A Phillipine Senator has written a letter to her Bishop asking not to be excommunicated for her support of a “contraceptive bill.”
I don’t know if the Bishop should excommunicate her for supporting the bill, but he should probably do it over the letter. It is kind of like asking the principal not expel you for foul language by writing a letter that says “Please don’t @#$%! expel me!”
In a Friday letter to Bishop Nereo Odchimar, president of the Catholic Bishops’ Conference of the Philippines (CBCP), Sen. Miriam Defensor-Santiago defended the proposed legislation as a way to “liberate the poor from social, political, and economic oppression.
“If I were to be excommunicated, I would be expelled from the Church, more particularly from the Eucharist. I would thus be placed in the same category as those guilty of so-called serious sins, such as apostasy, murder, heresy, and adultery. [There is a reason for that.] I plead that I am not guilty of mortal sin,” [I swear officer, that guy stepped right in front of my bullet.] her letter continued, according to ABS-CBN News.
Citing Church teaching that mortal sin is “a fundamental rejection of God and a reorientation of one’s whole life away from all that is good and just,” Sen. Defensor-Santiago described herself as “a strong advocate of social justice, particularly the anti-corruption crusade.” [So I am against corruption, everything else is negotiable]

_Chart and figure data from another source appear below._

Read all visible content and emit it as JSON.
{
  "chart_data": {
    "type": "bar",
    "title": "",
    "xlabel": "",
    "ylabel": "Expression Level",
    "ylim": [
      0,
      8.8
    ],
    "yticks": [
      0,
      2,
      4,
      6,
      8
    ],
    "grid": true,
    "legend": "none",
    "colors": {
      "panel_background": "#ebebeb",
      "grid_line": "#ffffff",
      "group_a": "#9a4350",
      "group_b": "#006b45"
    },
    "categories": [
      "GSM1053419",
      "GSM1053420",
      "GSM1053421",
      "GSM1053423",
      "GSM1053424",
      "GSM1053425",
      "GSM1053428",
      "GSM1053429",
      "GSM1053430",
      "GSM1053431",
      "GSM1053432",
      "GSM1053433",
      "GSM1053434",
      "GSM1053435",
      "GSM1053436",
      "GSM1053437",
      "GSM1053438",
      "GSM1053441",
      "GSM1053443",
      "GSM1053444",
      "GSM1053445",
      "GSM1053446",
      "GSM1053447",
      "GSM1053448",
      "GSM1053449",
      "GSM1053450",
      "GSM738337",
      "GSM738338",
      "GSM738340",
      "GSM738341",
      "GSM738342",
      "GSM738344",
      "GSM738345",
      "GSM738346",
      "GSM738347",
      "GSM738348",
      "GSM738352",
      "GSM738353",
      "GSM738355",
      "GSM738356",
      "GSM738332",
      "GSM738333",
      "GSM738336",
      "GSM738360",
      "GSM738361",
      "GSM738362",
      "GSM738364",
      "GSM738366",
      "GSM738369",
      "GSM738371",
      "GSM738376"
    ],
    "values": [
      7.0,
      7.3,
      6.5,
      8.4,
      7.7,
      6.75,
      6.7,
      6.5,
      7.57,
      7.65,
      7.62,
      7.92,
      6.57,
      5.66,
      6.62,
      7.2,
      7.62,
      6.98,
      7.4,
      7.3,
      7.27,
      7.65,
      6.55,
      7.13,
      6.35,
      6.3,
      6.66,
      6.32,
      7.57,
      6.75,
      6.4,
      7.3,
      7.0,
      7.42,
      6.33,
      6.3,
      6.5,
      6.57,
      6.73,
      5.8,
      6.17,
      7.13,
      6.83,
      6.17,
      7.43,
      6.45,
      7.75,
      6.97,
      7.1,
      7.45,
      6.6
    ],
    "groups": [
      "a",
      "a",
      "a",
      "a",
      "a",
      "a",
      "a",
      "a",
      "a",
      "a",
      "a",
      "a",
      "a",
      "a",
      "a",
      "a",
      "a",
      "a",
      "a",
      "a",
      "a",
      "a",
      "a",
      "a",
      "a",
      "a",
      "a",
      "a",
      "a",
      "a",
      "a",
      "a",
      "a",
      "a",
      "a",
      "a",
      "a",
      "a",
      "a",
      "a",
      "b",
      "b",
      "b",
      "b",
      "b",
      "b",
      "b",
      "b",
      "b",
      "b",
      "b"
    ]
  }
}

The senator said she had been taught to implement “liberation theology,” which in her view means that believers achieve salvation by liberating the poor from oppression. [Yawn]
“This is what I am trying to do with my bill,” she added.

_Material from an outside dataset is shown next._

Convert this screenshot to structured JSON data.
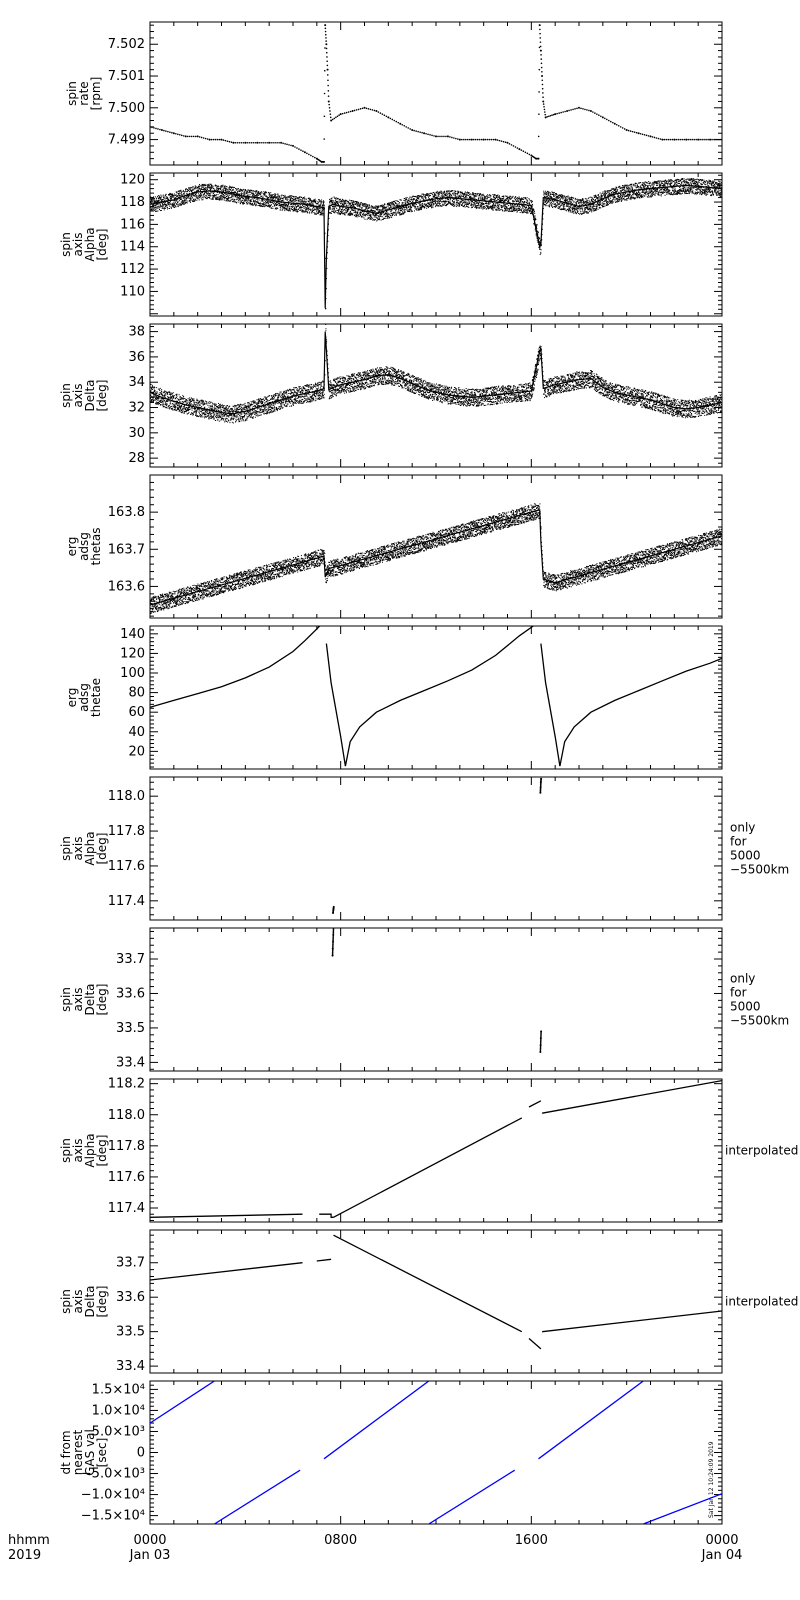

She stated “respectfully” that the penalty of excommunication for bill supporters would be “too extreme and disproportionate” and will raise constitutional issues about the church-state relationship. [Is that a threat?]

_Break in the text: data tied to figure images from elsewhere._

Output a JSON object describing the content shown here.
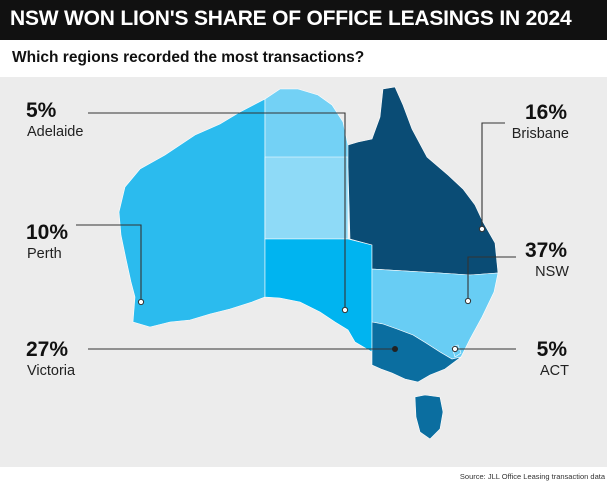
{
  "header": {
    "title": "NSW WON LION'S SHARE OF OFFICE LEASINGS IN 2024",
    "subtitle": "Which regions recorded the most transactions?"
  },
  "regions": [
    {
      "name": "Adelaide",
      "share": "5%",
      "color": "#00b4f0"
    },
    {
      "name": "Brisbane",
      "share": "16%",
      "color": "#0a4c75"
    },
    {
      "name": "Perth",
      "share": "10%",
      "color": "#2bbbee"
    },
    {
      "name": "NSW",
      "share": "37%",
      "color": "#68cdf4"
    },
    {
      "name": "Victoria",
      "share": "27%",
      "color": "#0b6ea0"
    },
    {
      "name": "ACT",
      "share": "5%",
      "color": "#68cdf4"
    }
  ],
  "other_colors": {
    "northern_territory_north": "#73d1f5",
    "northern_territory_south": "#8edaf7",
    "tasmania": "#0b6ea0"
  },
  "source": "Source: JLL Office Leasing transaction data"
}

The senator also challenged Catholic teaching on contraception reiterated in Pope Paul VI’s 1968 encyclical “Humane Vitae.”
“I am humbly but morally convinced that the arguments for contraception are superior,” she said. [Gotcha, adios!]
Her letter repeated many common objections of those who dissent from “Humanae Vitae.” She cited disagreement on the commission which advised Pope Paul VI and claimed opponents of the Philippines bill “fail to recognize the evolutionary character of Church teaching.” She also said that natural law theory is “already obsolete.” [Church teaching has to evolve. I mean its not like Jesus, living 2000 years ago if he lived at all, could have foreseen our challenges today. Its not like he is God or something. I mean, Jesus, get with the times already!]
Defensor-Santiago also cited the Second Vatican Council’s Declaration on Religious Freedom, which says no one should be forced to act “in a manner contrary to one’s conscience” or should be restrained from acting in accord with one’s conscience.
Natural law obsolete. The arguments for contraception are ‘superior.’ Liberation theology.
If nothing else, she should be excommunicated for being boring. Then again, I suppose there is no such thing as an original heretic.
So tell me now. Who here finds the tactic “I will shoot one hostage every hour until I am acquitted of these ridiculous murder charges,” to be an effective argument?